CONJUNTURA JURÍDICA NO BRASIL
Acredito que continua sendo importante a atuação da jurisdição constitucional. Isto é, falar em termos do Supremo Tribunal Federal como um tribunal que ainda tem tomado decisões (importantes), como essa de criminalização da homofobia. Esse foi um passo importante do Supremo ao assegurar direitos humanos da população LGBTQI+. O Supremo Tribunal ainda representa um tribunal que pode ser considerado na litigância no Brasil. Essa é uma primeira questão. E acho que é importante cada vez mais a ação coletiva, é o que a gente chama no direito de Tutela Coletiva, que é a atuação com a Lei Civil Pública, que é uma lei que permite que se entre em defesa de direitos coletivos e difusos. Ou seja, direitos de grupos historicamente discriminados como é o caso da população negra no Brasil. Isso tudo é uma construção que infelizmente leva tempo para tramitar processos etc, mas que é importante fazer porque coletivamente pode gerar resultados positivos. Acho importante também esse olhar para as conquistas já realizadas. A partir do momento que a gente tem a possibilidade de retrocesso, é preciso judicializar aquilo que for viável. Quando a gente pensa os direitos que estão assegurados nos diferentes diplomas legais que a gente tem, que foram duramente conquistados.

VAZA-JATO, IMPARCIALIDADE JURÍDICA E O JUIZ SÉRIO MORO
No nosso sistema acusatório costuma ter uma equidistância entre o juiz e cada uma das partes. Isso é o fundamento do nosso sistema. Portanto, é óbvio que quando isso é quebrado você tem a ilegalidade sendo praticada. Isso está na Lei Orgânica da Magistratura, está no Código do Processo Penal, está nos Tratados Internacionais. É lógico que as pessoas falam sem acessar os carros. Sem ter todas as informações. Tem esse porém né não somos advogados os autos, sem ter todas as informações… tem esse porém: não somos advogados nos autos. Mas o que chega pelas notícias é que teria havido uma quebra nesta imparcialidade do juiz. E sendo assim, o princípio do devido processo legal se torna também violado. É simples juridicamente, não comporta grandes complexidades. Infelizmente, tem algumas coisas que escapam da visão geral da população que entende, às vezes, que o juiz é um chefe de força-tarefa. Na verdade, não é. Quem é chefe é o Procurador. O juiz deve ser imparcial, equidistante.  
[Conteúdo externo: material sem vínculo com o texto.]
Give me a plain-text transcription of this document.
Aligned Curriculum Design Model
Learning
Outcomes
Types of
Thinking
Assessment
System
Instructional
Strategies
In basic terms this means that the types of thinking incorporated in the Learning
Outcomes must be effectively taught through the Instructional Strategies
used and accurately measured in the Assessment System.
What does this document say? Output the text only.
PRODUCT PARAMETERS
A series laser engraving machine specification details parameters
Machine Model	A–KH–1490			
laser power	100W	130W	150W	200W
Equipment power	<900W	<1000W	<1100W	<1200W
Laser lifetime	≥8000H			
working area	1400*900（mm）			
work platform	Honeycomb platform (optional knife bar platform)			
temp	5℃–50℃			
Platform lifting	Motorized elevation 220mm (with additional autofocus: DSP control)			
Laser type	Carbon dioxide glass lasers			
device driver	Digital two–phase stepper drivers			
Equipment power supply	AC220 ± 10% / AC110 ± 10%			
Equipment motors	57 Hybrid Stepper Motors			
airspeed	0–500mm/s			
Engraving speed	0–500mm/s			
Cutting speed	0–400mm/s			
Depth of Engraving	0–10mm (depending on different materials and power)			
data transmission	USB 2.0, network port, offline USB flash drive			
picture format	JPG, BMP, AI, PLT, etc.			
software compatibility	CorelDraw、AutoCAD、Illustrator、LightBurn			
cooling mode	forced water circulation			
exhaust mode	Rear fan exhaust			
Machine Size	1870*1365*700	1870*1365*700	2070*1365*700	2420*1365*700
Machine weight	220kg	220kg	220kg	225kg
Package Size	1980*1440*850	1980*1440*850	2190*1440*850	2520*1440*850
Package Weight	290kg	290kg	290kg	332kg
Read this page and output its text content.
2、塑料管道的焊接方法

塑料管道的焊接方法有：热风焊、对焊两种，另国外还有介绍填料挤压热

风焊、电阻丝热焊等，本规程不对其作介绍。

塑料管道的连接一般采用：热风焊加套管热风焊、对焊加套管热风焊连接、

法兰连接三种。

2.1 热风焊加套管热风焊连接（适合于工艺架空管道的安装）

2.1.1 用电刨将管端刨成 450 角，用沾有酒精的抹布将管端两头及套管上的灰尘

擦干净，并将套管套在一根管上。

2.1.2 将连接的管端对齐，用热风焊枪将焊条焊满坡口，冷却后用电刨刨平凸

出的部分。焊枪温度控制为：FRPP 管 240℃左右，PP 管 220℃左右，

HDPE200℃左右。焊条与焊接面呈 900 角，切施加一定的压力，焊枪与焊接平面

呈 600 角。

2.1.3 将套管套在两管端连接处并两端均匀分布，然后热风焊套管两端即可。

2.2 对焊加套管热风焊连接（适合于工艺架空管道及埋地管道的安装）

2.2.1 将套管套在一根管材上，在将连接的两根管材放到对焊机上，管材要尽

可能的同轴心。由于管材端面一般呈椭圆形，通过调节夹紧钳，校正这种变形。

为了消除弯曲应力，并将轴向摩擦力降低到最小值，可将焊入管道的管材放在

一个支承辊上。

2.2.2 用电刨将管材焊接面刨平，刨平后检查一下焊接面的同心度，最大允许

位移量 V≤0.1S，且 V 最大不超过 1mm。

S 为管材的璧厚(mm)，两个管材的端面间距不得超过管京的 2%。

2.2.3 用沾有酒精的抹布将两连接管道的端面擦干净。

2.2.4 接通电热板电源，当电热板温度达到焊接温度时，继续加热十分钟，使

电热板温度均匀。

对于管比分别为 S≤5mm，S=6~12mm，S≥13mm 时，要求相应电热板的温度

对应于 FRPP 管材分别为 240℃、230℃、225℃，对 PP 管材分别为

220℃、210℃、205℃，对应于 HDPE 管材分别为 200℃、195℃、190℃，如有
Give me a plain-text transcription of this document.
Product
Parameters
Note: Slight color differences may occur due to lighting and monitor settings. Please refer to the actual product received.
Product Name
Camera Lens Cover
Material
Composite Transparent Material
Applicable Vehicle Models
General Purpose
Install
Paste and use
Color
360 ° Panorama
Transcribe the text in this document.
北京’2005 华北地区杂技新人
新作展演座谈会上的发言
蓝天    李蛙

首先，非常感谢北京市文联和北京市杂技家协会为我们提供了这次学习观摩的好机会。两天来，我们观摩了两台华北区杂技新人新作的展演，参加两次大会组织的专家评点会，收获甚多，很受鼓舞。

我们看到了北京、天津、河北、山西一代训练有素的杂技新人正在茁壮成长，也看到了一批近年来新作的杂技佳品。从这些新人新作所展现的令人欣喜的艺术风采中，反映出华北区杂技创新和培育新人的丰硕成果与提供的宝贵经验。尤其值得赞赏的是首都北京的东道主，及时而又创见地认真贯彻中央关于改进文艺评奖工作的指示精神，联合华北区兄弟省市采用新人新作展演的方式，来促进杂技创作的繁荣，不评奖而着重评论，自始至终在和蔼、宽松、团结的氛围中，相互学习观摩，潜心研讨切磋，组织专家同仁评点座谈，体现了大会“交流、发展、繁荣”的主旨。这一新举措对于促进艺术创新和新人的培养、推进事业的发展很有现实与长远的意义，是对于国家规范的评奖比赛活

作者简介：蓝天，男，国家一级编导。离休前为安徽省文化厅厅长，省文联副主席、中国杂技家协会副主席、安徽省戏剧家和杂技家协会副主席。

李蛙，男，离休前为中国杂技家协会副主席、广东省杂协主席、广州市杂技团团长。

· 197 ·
SEMINÁRIO GENOCÍDIOS CONTEMPORÂNEOS, REAGIR É PRECISO
É importante a gente entender que o genocídio acontece de várias maneiras antes do gatilho ser puxado. Quando a gente pensa o direito à infância: quem tem direito à infância? Quem é visto como menor e não como criança ou adolescente? Menor é uma figura do Código de Menores, dentro da Constituição Federal. É aquela figura que era vista como em situação irregular, inclusive por condições socioeconômicas, muitas vezes era encaminhado para internações (Funabem, Febem etc). E houve uma passagem, a partir da Convenção dos Direitos da Crianças, a partir do Estatuto da Criança e do Adolescente, para a condição de proteção integral de crianças e adolescentes e não mais da figura do menor. Ainda que vê a criança negra nesse lugar, e aí ela não está em pé de igualdade para receber cuidados, investimento do ponto de vista da sua trajetória. Isso tudo vai criando a situação que lá na frente vai desaguar nas latas taxa de homicídio para crianças e jovens negros. É fundamental que haja um olhar para esse sistema de garantias de direitos e óbvio que dentro de uma ótica de prevalência da dignidade humana, de respeitos aos direitos humanos. Falar isso hoje parece uma utopia. Então, para resistir na prática, esse aquilombamento que coletivos como o FOPIR e vários outros têm feito. Ë não estar sozinho nesse momento em termos de atuação que possa fazer incidência nesses vários espaços em que a gente tem. É importante dizer: muito o que acontece na política acontece em âmbito local. O cidadão tem muito mais perto de si o município do que a união. Quem concretiza aquilo que acontece na vida dele no dia a dia é muito mais quem está no município, nas instituições, sociedade civil enfim. É nesse ambiente que é possível articular coletivamente outras perspectivas. Nesse momento isso é fundamental.